兼森は事情聴取のため、女を連れて警視庁に向かった。
◆
「……一色、現われませんでしたね」
「彼女は無関係だと思いますか?」
「思いません」
きっぱりと言い、史狼は女の感情を思い出した。
『一色という男を知りませんか?』
『一色……さんですか? 聞き覚えはあるような……ええと、誰だったか』
先ほど確かめた感情は、ぼんやりと不明瞭だった。服薬のせいかもしれない。
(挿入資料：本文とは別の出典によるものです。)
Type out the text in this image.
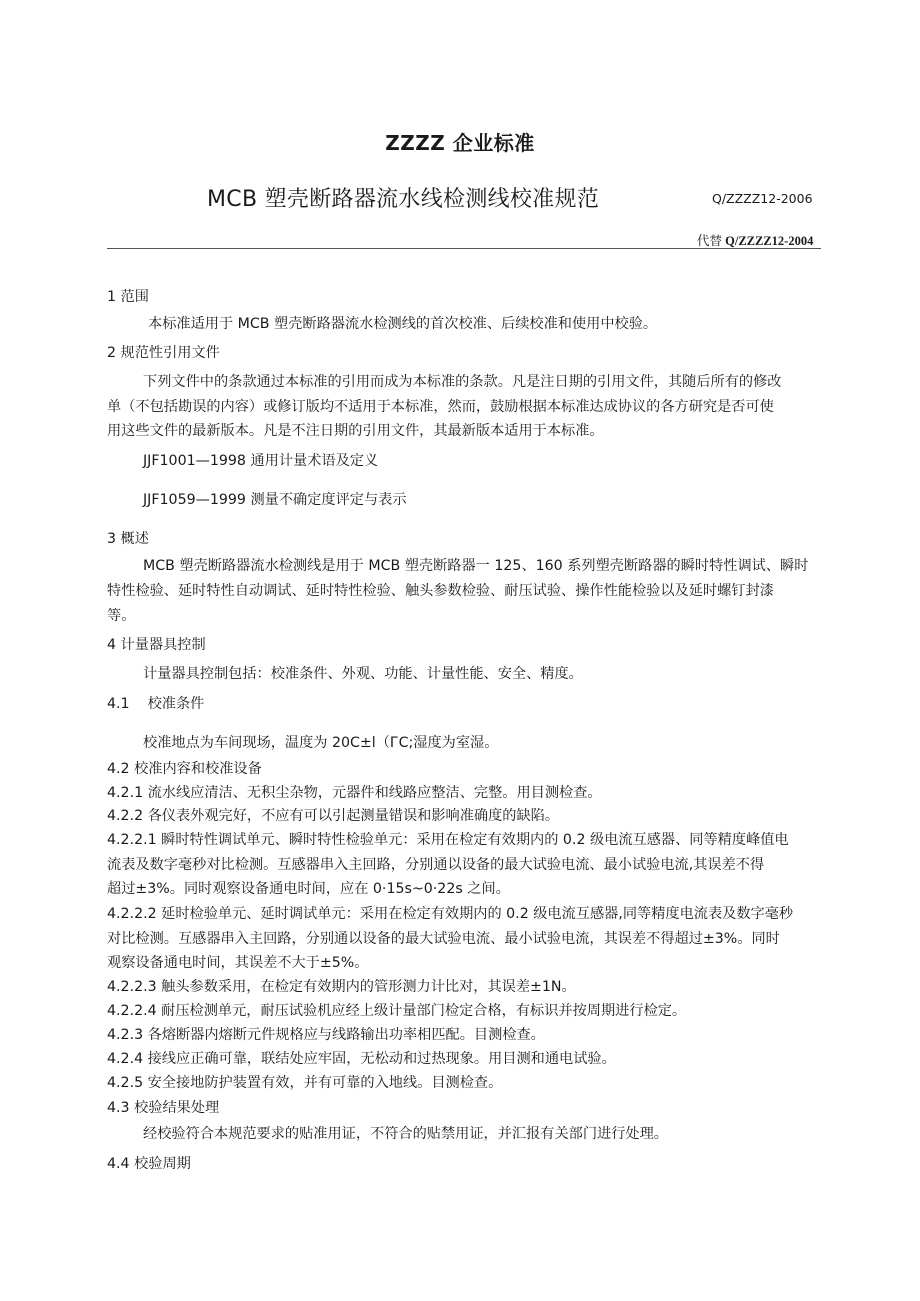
ZZZZ 企业标准
MCB 塑壳断路器流水线检测线校准规范	Q/ZZZZ12-2006
代替 Q/ZZZZ12-2004
1 范围
本标准适用于 MCB 塑壳断路器流水检测线的首次校准、后续校准和使用中校验。
2 规范性引用文件
下列文件中的条款通过本标准的引用而成为本标准的条款。凡是注日期的引用文件，其随后所有的修改
单（不包括勘误的内容）或修订版均不适用于本标准，然而，鼓励根据本标准达成协议的各方研究是否可使
用这些文件的最新版本。凡是不注日期的引用文件，其最新版本适用于本标准。
JJF1001—1998 通用计量术语及定义
JJF1059—1999 测量不确定度评定与表示
3 概述
MCB 塑壳断路器流水检测线是用于 MCB 塑壳断路器一 125、160 系列塑壳断路器的瞬时特性调试、瞬时
特性检验、延时特性自动调试、延时特性检验、触头参数检验、耐压试验、操作性能检验以及延时螺钉封漆
等。
4 计量器具控制
计量器具控制包括：校准条件、外观、功能、计量性能、安全、精度。
4.1    校准条件
校准地点为车间现场，温度为 20C±l（ГC;湿度为室湿。
4.2 校准内容和校准设备
4.2.1 流水线应清洁、无积尘杂物，元器件和线路应整洁、完整。用目测检查。
4.2.2 各仪表外观完好，不应有可以引起测量错误和影响准确度的缺陷。
4.2.2.1 瞬时特性调试单元、瞬时特性检验单元：采用在检定有效期内的 0.2 级电流互感器、同等精度峰值电
流表及数字毫秒对比检测。互感器串入主回路，分别通以设备的最大试验电流、最小试验电流,其误差不得
超过±3%。同时观察设备通电时间，应在 0·15s~0·22s 之间。
4.2.2.2 延时检验单元、延时调试单元：采用在检定有效期内的 0.2 级电流互感器,同等精度电流表及数字毫秒
对比检测。互感器串入主回路，分别通以设备的最大试验电流、最小试验电流，其误差不得超过±3%。同时
观察设备通电时间，其误差不大于±5%。
4.2.2.3 触头参数采用，在检定有效期内的管形测力计比对，其误差±1N。
4.2.2.4 耐压检测单元，耐压试验机应经上级计量部门检定合格，有标识并按周期进行检定。
4.2.3 各熔断器内熔断元件规格应与线路输出功率相匹配。目测检查。
4.2.4 接线应正确可靠，联结处应牢固，无松动和过热现象。用目测和通电试验。
4.2.5 安全接地防护装置有效，并有可靠的入地线。目测检查。
4.3 校验结果处理
经校验符合本规范要求的贴准用证，不符合的贴禁用证，并汇报有关部门进行处理。
4.4 校验周期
おぼろげに一色の姿が見えて、好意めいたものも感じたが、曖昧なものに終始した。「知らない」と否定しないのは、疚しいところがないからか。彼女の言うとおり、ただの偶然だったのか。
史狼は首を横にふった。
「この場所を指定したのは一色です。あれが冗談だったとは思えない。偶然ではないです、きっと」
「わたしもそう思います」
隣に立つ宮川を見て、史狼は表情をほころばせた。
「助けてくれて、ありがとうございました」
「当然です! 怪我はないですか? 大丈夫?」
大丈夫です、と笑って言った。デニムが擦れた以外、史狼になにも危害はない。車が突進してきた瞬間、宮川は彼を抱えて跳び、芝生に着地した。合気道が得意というのは伊達ではなく、身のこなしはドラマのスタントマンのようだった。
「宮川さんこそ、大丈夫ですか?」
パンツスーツ姿の宮川は、右の前腕と両の膝頭がやぶれて血が流れている。
「はい! これぐらい平気です!」
「あとで消毒して、包帯も巻いてくださいね。雑菌が入るといけないんで」
「……う、はい。大上くん、主任みたいですね。一緒にいたら似てくるのかな」
「や、俺たぶん潔癖ぎみなんで」
「あ。そっか……」
史狼の担任の話を思い出したのか、宮川は気遣うように口をつぐんだ。
前かがみになり、黒いパンツをぱたぱたとはたく。
ふと手を止めて、微笑みながら顔を上げた。
「でも……大上くんって不思議ですね。なんだかカウンセラーみたい」
「え……? カウンセラー、ですか?」
「うん。喫茶店で話してるとき、最初はとてもイライラしたんだ。ごめんね。大上くんのこと、身勝手な子だって思ってて……一色さんのことを尋ねられたときも、全然打ち明ける気になれなくて……でも大上さんを前にしてると、なんだかだんだん、話してもいいか……って気持ちになったの。イライラがおさまって気分が落ち着いて。不思議だね」
宮川は彼の前髪をひと撫でした。
「この髪型、見た目に無頓着だから……って主任は言ってたけど。ほんとは目立ちたくないから?」
「……はい、そうです」
優しく微笑んで、彼女は目を合わせてきた。
「大上くんが人に触れるのが苦手でも、わたしはきみの手にほっとしました。主任でも誰でも……いつか、好きな人と触れ合えたらいいですね」
「ありがとうございます。あの……でも宮川さん、なんか勘違いしてません? 一色の話は、最初から最後まで全部嘘ですよ? 俺、高一のとき彼女もいました」
「……んんっ? ……あれ? そうなの?」
目を丸くして小首をかしげる姿は、ウサギのようで可愛らしい。史狼は笑みをうかべて、こっそりと両手を鳴らした。次に一色に会ったら、とりあえず一発殴っておこう。